I plan my training a week in advance, and I do something every single day even if I feel a bit beat up and fatigued. In fact, in life and training, there is incredible power in doing something specifically when it feels hard and scary. As Gadd says uncompromisingly in this article “Don’t fucking weaken in training, and you won’t when it’s uncomfortable and shitty in the defining moments of life.”


PC: DB


Changing habits (or systems) is the best way to change a life because most of what we do is habit driven even if we don’t realise it. Also from Gadd: “You’ll forget how to quit if you don’t, and you’ll never know how to push through big uncomfortable moments if you don’t do it every single day.” Pushing through in training or when a mini-adventure comes your way is how you develop the habit of not weakening.

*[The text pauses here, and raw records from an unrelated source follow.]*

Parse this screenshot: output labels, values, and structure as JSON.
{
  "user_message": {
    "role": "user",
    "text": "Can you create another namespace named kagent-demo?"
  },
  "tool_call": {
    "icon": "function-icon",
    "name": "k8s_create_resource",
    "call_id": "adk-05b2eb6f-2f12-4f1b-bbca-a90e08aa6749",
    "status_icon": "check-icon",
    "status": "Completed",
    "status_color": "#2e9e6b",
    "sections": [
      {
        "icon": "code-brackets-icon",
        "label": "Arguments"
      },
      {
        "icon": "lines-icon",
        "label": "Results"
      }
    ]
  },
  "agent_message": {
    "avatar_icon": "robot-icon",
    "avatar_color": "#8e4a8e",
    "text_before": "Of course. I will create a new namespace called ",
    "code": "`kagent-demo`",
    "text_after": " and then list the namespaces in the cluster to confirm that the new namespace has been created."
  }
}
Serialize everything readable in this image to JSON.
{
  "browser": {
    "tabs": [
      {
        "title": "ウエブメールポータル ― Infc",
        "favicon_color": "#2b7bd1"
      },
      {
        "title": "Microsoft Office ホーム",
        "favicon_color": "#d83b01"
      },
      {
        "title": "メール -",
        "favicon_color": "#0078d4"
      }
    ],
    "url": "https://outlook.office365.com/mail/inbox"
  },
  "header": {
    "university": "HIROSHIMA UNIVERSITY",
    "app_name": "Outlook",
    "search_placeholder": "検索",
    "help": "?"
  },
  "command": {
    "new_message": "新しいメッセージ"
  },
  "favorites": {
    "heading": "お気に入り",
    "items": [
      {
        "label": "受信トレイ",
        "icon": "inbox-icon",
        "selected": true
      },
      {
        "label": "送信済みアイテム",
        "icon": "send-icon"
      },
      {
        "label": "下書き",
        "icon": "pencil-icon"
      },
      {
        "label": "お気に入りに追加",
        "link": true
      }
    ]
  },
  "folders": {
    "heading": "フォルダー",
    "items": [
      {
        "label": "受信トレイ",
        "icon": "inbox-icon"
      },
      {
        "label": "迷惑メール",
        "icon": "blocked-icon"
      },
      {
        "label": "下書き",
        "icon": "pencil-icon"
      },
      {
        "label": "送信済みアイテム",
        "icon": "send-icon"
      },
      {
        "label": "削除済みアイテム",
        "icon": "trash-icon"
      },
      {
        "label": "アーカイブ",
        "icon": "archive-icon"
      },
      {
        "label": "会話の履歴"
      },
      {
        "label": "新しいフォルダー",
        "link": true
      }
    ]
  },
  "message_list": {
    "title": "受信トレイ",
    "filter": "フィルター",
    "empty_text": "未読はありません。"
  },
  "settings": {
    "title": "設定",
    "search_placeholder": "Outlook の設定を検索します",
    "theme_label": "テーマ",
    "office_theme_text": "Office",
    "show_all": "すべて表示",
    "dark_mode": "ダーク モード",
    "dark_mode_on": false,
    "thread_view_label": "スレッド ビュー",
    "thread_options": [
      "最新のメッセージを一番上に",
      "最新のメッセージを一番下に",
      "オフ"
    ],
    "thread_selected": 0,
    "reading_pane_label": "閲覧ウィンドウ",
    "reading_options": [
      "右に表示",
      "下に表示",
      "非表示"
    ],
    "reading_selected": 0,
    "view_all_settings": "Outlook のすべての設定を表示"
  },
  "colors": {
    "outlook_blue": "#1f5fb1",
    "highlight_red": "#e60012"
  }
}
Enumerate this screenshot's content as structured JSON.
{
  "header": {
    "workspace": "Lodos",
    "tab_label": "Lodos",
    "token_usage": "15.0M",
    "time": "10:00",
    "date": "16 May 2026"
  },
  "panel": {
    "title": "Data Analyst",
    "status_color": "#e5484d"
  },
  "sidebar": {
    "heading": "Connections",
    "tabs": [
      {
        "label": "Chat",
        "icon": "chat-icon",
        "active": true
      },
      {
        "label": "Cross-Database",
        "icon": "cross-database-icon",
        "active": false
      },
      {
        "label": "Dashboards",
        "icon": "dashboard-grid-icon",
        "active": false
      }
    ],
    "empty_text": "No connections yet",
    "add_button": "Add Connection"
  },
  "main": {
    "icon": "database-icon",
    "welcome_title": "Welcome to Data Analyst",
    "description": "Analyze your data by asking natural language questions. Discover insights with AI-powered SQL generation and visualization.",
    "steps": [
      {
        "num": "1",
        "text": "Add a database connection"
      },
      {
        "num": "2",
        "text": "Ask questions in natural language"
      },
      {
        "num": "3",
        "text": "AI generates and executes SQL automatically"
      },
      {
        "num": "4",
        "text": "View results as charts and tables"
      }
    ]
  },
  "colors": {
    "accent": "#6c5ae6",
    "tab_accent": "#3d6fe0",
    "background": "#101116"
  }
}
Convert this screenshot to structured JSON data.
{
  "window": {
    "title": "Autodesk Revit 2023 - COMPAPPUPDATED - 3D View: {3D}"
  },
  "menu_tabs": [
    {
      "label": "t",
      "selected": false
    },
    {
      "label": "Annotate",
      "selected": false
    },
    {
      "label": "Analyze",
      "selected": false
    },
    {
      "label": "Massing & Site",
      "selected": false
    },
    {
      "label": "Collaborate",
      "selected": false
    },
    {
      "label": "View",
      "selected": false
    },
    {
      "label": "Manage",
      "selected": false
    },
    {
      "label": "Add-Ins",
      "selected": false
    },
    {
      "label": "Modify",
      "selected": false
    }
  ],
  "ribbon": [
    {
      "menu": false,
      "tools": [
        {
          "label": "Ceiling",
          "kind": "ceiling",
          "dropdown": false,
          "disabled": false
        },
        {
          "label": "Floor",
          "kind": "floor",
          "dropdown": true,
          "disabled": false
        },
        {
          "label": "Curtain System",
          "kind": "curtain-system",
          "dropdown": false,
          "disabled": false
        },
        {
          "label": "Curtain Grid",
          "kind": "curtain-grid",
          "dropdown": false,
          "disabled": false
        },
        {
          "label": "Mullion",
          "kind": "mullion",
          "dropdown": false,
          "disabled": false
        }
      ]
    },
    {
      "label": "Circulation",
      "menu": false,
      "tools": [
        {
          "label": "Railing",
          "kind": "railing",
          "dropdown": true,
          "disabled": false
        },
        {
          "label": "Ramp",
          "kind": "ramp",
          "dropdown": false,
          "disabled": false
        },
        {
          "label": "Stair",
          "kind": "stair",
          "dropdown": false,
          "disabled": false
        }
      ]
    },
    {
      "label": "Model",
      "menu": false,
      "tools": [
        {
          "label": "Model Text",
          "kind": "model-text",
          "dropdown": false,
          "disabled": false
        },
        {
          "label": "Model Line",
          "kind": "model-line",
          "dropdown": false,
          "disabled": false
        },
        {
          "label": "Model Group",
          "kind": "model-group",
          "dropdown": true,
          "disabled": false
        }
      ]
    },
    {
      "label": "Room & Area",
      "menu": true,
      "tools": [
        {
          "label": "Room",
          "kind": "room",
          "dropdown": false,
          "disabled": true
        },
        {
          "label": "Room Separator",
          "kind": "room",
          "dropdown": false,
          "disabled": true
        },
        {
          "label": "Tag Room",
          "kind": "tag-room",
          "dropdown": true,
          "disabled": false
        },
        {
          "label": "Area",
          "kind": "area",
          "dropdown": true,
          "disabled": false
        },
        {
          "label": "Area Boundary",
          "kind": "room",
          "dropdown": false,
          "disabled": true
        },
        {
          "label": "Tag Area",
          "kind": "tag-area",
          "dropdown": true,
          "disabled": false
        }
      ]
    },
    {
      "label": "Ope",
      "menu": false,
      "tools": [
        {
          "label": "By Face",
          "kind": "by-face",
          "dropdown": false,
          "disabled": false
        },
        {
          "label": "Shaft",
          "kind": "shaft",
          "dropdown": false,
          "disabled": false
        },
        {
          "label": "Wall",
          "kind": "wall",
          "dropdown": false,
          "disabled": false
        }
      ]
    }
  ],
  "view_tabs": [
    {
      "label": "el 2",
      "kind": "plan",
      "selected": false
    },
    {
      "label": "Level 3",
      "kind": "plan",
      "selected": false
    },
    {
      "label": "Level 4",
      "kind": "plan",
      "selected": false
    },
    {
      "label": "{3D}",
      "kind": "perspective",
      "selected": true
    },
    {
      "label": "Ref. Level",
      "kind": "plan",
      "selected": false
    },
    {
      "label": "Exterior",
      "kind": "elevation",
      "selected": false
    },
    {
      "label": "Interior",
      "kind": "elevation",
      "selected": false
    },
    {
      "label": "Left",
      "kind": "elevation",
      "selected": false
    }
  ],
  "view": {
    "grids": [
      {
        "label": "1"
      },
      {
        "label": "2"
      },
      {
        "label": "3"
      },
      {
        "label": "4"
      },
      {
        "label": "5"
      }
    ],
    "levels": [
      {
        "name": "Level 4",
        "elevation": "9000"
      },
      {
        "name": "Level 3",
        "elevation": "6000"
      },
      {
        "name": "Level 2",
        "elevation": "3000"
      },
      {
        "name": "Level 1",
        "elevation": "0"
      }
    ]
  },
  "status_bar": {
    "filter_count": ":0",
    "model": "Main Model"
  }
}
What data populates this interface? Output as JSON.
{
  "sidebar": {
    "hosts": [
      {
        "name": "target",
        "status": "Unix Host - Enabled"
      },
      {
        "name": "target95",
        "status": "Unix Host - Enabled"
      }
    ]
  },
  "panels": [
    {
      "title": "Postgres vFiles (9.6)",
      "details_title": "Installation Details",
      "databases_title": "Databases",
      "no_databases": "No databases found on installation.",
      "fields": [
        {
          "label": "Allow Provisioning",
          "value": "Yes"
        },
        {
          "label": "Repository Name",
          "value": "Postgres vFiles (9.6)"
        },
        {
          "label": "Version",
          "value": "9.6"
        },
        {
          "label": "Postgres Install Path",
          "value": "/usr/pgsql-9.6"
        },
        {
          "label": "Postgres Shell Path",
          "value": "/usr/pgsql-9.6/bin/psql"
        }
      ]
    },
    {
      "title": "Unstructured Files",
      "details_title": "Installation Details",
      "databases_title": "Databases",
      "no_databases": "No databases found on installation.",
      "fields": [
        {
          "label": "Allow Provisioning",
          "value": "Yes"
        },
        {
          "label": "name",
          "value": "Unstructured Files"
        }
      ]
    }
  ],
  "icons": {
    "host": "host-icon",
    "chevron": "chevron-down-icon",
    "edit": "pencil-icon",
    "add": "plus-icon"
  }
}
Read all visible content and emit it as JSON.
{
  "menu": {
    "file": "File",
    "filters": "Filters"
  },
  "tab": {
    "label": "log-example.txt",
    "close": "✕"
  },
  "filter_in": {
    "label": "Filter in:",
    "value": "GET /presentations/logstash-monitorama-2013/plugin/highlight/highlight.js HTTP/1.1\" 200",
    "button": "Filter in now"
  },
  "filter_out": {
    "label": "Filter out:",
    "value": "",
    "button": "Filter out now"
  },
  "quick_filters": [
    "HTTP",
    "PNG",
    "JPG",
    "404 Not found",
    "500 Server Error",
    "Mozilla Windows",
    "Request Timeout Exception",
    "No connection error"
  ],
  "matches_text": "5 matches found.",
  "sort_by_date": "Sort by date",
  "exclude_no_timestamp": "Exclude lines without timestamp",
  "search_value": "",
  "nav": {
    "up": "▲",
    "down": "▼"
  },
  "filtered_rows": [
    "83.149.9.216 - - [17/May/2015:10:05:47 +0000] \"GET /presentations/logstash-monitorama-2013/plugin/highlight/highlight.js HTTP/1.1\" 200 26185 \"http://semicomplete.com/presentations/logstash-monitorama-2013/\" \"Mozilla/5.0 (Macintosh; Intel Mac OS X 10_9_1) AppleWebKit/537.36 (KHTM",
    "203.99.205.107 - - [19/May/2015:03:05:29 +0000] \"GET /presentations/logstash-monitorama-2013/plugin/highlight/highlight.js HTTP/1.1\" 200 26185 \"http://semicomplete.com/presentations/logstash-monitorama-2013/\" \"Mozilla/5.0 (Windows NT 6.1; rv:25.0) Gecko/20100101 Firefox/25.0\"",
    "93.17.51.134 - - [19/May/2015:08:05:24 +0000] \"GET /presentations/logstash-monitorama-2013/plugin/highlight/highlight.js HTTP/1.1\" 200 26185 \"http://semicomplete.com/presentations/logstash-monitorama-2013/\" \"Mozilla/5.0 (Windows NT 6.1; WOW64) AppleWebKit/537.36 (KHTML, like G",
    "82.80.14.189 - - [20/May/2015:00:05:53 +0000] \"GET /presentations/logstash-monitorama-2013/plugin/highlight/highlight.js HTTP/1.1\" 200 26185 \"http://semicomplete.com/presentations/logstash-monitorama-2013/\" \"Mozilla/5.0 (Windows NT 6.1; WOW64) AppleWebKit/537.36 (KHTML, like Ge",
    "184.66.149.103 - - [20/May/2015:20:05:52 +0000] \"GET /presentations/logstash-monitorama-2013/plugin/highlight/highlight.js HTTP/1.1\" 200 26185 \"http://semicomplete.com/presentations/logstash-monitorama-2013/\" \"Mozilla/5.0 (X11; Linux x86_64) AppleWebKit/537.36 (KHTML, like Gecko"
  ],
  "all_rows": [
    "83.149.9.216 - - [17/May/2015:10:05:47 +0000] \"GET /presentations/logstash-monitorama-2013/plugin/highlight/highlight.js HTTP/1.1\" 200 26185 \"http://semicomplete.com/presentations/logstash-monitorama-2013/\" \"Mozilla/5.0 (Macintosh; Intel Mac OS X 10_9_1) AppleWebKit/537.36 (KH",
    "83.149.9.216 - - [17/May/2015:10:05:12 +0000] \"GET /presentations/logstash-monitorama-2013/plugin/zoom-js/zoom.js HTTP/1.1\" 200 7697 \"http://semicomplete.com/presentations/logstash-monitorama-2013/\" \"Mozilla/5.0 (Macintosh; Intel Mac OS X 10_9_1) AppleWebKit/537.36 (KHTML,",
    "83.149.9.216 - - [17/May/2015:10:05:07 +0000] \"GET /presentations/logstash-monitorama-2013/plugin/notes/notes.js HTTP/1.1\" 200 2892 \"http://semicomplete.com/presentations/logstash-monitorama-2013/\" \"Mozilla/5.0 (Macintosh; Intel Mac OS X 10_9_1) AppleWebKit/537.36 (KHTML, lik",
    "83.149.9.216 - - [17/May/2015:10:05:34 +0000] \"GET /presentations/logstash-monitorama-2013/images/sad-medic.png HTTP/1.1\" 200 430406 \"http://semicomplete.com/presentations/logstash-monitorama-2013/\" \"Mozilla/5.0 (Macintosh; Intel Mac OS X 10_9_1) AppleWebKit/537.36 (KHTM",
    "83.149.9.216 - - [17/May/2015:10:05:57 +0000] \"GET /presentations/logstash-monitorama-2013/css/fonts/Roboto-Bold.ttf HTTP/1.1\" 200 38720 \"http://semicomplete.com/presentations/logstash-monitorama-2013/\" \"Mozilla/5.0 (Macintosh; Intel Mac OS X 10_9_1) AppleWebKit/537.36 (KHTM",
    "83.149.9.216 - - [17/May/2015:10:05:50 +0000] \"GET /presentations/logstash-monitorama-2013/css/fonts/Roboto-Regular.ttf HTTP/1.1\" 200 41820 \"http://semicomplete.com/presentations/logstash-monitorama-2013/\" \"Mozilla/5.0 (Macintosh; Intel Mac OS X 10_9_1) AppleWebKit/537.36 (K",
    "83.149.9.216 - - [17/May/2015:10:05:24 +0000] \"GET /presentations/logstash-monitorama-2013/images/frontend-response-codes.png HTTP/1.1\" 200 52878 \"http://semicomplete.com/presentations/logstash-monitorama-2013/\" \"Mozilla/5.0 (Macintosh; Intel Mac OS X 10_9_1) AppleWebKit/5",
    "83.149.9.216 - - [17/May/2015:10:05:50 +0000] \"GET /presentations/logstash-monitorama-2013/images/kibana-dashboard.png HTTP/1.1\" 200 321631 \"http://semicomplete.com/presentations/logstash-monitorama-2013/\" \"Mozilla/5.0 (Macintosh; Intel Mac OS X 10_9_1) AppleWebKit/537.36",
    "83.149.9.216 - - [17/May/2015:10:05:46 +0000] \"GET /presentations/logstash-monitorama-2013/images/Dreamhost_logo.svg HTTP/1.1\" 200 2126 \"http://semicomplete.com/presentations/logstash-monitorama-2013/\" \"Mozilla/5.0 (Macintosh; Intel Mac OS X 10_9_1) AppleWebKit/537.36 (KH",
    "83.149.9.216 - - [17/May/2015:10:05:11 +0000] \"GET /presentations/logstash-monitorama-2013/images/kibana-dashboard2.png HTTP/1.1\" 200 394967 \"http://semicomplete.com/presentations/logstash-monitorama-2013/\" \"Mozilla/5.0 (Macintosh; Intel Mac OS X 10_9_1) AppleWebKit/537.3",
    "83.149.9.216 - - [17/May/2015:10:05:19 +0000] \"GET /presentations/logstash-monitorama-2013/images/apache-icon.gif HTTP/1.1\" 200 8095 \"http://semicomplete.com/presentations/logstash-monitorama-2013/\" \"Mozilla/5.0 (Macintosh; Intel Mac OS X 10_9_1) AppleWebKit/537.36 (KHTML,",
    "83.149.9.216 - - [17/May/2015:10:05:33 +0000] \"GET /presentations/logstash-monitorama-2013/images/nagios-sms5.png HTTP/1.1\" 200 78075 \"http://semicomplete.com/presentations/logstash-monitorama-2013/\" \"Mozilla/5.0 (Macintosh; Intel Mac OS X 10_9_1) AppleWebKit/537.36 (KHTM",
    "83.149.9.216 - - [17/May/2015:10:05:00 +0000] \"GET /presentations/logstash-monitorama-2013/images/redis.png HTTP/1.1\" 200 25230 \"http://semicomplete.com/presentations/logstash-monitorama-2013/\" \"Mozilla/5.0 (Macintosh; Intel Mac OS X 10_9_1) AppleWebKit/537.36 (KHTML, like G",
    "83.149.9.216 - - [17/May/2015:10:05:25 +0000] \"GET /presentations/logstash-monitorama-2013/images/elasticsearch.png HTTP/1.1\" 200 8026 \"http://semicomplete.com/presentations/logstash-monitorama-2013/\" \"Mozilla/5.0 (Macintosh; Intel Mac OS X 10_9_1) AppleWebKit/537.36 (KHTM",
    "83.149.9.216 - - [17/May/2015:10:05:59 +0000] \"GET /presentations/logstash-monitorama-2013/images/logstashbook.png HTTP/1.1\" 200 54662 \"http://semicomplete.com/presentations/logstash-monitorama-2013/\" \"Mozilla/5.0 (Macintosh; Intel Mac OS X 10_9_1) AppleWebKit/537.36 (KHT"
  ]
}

As much as habits play a role, I think fear does as well. So many of our fears have so little grounding in reality. I reminded myself of this just a few days ago at a difficult move on a rock climb. I was a metre or so above a piece of protection, so if I fell, the worst thing that would happen was not much at all. Often times, the worst thing that can happen is not much at all. If the worst thing that can happen is being a bit more tired at the end of the day than usual, use that as an opportunity to practice “not quitting.” When life really gets difficult, you’ll be glad you did.